I believe the queries parameter for /organizations, /locations, and /services added in HSDA v1.2 allows for designating comma delimited search key=value terms.

- One should be able to express that the search from #4 above is looking just in specified record types, and be able to express multiple such types.

Feeling like this one spans several areas here. We can address by bringing out other specific fields from across organizations, locations, services, and sub-resources, while also better defining their data types. Feel like this can be handled by targeting specific fields, and better defining the data structure within OpenAPI definition -- correct me if I'm missing anything.
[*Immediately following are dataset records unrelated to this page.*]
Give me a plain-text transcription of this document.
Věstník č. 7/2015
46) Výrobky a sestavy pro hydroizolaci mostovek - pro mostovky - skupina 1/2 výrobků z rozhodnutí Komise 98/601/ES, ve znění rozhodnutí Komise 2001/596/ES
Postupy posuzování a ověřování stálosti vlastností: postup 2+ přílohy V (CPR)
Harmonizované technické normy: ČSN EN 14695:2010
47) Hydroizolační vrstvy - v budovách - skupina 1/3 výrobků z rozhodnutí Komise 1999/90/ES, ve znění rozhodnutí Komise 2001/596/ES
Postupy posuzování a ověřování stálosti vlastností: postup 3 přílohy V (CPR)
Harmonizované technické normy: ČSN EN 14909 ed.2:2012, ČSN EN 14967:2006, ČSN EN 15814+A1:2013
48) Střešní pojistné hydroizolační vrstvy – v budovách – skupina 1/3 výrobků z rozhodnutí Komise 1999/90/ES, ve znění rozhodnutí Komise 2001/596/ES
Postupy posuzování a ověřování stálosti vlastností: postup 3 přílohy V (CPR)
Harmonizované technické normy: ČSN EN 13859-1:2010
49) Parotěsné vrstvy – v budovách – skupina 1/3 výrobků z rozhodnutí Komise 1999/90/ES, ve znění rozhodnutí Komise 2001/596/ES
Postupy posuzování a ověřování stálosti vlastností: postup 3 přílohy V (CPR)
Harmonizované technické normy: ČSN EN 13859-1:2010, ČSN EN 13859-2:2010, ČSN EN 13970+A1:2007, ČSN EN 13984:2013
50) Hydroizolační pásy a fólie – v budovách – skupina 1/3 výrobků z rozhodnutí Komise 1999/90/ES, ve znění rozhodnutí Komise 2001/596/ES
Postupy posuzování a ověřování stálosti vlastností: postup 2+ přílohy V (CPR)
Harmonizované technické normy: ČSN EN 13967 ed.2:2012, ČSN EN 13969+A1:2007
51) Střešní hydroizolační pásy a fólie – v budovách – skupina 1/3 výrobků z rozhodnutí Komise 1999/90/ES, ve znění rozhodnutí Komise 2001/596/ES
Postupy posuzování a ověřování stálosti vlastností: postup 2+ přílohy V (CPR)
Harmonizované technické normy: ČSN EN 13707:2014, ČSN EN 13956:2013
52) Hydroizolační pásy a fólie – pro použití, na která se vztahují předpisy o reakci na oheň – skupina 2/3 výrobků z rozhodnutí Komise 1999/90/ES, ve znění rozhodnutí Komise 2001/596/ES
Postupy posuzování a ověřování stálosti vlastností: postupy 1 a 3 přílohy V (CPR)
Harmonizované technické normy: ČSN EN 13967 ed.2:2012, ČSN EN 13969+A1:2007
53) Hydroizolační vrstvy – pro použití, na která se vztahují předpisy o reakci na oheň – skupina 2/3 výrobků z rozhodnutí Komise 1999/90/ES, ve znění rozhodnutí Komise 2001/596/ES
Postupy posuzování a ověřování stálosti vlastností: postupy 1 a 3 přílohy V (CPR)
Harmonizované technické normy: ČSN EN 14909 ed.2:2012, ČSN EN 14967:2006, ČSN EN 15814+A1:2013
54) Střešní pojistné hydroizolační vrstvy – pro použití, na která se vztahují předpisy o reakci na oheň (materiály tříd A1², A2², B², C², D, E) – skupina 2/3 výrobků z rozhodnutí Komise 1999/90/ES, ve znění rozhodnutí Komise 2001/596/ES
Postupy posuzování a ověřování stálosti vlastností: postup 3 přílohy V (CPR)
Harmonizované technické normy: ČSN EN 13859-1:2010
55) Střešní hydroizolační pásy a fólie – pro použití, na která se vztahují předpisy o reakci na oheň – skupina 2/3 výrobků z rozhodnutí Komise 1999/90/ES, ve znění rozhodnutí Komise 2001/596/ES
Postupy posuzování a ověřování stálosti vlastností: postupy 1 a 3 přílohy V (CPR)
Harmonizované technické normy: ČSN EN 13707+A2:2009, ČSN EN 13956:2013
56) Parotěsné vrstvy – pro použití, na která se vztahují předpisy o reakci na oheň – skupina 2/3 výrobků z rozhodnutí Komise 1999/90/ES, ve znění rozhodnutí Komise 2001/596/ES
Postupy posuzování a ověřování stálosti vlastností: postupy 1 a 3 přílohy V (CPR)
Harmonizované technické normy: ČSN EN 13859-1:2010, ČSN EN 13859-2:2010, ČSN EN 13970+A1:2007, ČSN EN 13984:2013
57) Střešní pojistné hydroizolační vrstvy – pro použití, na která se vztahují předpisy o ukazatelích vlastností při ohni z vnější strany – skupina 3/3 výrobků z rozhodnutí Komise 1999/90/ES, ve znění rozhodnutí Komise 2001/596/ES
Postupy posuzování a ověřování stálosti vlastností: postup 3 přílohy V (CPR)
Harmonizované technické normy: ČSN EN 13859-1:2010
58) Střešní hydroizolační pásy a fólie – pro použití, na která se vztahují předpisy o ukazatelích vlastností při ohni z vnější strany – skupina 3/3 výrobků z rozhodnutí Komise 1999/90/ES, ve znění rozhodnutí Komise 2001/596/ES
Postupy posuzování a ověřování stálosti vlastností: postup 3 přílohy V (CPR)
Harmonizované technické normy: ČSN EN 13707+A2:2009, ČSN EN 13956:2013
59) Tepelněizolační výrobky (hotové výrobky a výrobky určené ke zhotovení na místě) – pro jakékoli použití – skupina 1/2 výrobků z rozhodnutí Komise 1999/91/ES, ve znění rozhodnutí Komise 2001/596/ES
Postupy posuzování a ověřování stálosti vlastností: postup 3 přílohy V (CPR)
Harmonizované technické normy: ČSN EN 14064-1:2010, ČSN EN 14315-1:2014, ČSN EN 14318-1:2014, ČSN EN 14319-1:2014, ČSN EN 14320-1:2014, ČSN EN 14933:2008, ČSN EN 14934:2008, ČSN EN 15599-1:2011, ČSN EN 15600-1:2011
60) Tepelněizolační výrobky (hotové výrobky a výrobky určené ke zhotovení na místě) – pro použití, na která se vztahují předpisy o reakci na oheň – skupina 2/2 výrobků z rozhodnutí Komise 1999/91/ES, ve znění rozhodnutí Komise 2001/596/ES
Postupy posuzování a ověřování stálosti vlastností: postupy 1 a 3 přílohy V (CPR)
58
- No way to differentiate if you are looking for results that are physically within a specified location (e.g. Dade County" or that serve the specified location.

We can address this separately, as part of a suggest HSDA Geo layer.

- No way to express how you want the results sorted (alphabetical, proximity)

I would put this under Sorting #12, not search (but obviously applies here, and to geo)

- Adding to item 2 above, rather than just have a "location" parameter that is a string, why not allow a proper HSDS Address object to be passed in, which would be alot more precise? A lot of thought went into that object definition by the people on the standards team.

Move this to a HSDA Geo layer -- GeoJSON? more research here as separate project.

- Adding to 4 and 5 above, one should be able to confine the search to just the names of designated record types (Organization, Service, Location, Contact come to mind, searching in one or more of these record types but just their "name" fields, which is very common).

We have this as basic query search for /organizations, /locations, /services.

kinlane commented 3 years ago

I am proposing we adopt an approach similar to GitHubs -- current model addresses most of what is here -- we can start conversation anew.